Szeroko zakrojona akcja hakerska w USA – śledztwo prowadzi Departament Bezpieczeństwa Wewnętrznego. Ślad ma prowadzić do Rosji.
Departament Bezpieczeństwa Wewnętrznego Stanów Zjednoczonych i tysiące firm uruchomiły swoje działania w celu zbadania i zareagowania na szeroko zakrojoną kampanię hakerską, która, jak podejrzewają urzędnicy, była inspirowana przez rosyjskie władze.
E-maile wysyłane przez urzędników Homeland Security (Departament Bezpieczeństwa Wewnętrznego Stanów Zjednoczonych), który nadzoruje bezpieczeństwo wewnętrzne kraju, były monitorowane przez hakerów w ramach wyrafinowanej serii włamań – poinformowały w poniedziałek trzy osoby znające sprawę. Ataki, po raz pierwszy ujawnione przez agencję Reuters Sunday, uderzyły również w amerykańskie departamenty Skarbu i Handlu. Washington Post poinformował, że włamano się także do Departamentu Stanu i Narodowego Instytutu Zdrowia.

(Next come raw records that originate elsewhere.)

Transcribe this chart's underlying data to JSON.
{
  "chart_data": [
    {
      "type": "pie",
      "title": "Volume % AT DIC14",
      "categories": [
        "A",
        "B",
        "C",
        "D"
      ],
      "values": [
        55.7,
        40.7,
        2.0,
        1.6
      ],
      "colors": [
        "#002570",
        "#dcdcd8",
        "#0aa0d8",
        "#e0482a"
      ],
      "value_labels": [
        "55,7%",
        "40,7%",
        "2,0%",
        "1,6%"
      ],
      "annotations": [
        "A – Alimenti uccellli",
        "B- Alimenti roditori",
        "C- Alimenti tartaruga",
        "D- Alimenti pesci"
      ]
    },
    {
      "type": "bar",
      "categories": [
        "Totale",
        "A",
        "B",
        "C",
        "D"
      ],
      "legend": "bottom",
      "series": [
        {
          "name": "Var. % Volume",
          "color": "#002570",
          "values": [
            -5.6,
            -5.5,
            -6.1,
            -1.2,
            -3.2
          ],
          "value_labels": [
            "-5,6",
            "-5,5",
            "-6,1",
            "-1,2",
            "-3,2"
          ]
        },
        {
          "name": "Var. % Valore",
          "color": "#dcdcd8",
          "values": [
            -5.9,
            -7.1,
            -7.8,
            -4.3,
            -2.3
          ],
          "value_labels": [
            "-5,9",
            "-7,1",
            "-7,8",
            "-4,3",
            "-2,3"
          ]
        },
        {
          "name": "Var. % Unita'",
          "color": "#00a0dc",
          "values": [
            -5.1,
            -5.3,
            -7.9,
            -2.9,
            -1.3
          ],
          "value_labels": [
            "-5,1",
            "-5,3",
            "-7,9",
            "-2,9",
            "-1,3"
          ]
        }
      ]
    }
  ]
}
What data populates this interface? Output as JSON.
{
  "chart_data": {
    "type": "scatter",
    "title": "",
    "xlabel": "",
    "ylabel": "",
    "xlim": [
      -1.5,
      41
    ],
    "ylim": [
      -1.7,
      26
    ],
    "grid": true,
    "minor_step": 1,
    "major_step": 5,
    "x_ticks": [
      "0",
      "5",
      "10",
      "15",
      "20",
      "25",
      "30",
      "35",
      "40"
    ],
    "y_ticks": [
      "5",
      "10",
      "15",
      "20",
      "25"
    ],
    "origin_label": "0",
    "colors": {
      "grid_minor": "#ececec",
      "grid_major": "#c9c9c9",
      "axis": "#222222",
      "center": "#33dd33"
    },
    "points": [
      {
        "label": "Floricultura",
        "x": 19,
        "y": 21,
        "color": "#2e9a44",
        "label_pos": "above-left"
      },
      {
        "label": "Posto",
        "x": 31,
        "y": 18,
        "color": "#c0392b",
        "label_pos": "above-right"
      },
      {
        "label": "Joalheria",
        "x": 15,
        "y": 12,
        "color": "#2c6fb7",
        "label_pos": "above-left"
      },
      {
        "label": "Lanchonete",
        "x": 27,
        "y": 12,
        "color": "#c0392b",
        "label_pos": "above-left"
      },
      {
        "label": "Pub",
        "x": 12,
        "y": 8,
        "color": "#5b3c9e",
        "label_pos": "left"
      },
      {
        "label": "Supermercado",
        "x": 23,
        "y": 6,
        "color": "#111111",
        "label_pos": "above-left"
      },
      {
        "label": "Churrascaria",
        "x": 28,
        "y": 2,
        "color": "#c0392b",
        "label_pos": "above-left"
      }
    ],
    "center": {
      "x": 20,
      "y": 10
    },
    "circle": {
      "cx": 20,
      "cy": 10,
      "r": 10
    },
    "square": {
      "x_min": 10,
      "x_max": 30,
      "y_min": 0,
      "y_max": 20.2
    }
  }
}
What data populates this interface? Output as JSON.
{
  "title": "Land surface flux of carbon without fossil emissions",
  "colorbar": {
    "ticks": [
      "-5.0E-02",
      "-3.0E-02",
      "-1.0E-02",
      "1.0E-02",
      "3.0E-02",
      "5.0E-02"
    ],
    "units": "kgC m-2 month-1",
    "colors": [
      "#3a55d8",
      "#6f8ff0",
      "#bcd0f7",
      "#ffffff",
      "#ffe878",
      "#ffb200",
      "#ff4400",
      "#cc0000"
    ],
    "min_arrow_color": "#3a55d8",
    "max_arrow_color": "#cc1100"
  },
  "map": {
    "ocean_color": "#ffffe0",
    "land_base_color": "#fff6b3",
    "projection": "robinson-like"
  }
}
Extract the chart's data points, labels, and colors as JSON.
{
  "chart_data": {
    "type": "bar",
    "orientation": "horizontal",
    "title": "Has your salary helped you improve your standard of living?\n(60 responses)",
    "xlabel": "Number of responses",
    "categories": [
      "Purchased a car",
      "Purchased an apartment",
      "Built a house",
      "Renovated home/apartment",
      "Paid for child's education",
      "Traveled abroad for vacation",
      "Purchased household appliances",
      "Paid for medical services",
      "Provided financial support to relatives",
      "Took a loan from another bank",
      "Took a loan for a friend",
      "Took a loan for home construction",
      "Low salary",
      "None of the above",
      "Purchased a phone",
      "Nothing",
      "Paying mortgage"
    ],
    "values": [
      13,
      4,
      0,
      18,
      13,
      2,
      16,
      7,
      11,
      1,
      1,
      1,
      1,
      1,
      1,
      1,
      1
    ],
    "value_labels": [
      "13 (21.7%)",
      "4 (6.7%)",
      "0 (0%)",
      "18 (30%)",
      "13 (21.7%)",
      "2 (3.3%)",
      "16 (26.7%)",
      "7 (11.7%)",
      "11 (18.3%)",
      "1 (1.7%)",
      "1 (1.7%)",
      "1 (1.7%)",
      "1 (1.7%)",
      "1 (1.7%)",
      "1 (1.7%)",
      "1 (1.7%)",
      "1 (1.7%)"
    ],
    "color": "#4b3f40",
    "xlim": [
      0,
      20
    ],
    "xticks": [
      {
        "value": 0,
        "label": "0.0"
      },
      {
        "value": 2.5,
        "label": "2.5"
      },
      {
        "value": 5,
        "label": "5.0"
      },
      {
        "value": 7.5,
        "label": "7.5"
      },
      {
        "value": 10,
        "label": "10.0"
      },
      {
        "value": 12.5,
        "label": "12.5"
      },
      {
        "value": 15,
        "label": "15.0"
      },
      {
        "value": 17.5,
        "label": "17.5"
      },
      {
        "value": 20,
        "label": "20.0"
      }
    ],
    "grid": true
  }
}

Hakerzy posłużyli się dość ciekawą metodą – atakując twórców oprogramowania, które bywa wykorzystywane w instytucjach rządowych USA – firmę SolarWind. To umożliwiło szeroki zasięg ataku. Jak szeroki? Firma twierdzi, że aż 18 000 jej klientów pobrało zainfekowaną aktualizację oprogramowania, która umożliwiała hakerom szpiegowanie firm i agencji przez, bagatela, prawie dziewięć miesięcy. Agencje rządowe, w tym Homeland Security, wydały ostrzeżenie nawołujące do usunięcia oprogramowania SolarWinds. Producent oprogramowania poinformował w oświadczeniu, że uważa, że atak był dziełem „zewnętrznego państwa”, które wprowadziło złośliwy kod do aktualizacji oprogramowania zarządzającego siecią Orion, między marcem a czerwcem tego roku.
SolarWinds ma 300 000 klientów na całym świecie, w tym większość firm z listy Fortune 500 w Stanach Zjednoczonych oraz niektóre z instytucji rządowych w USA i Wielkiej Brytanii.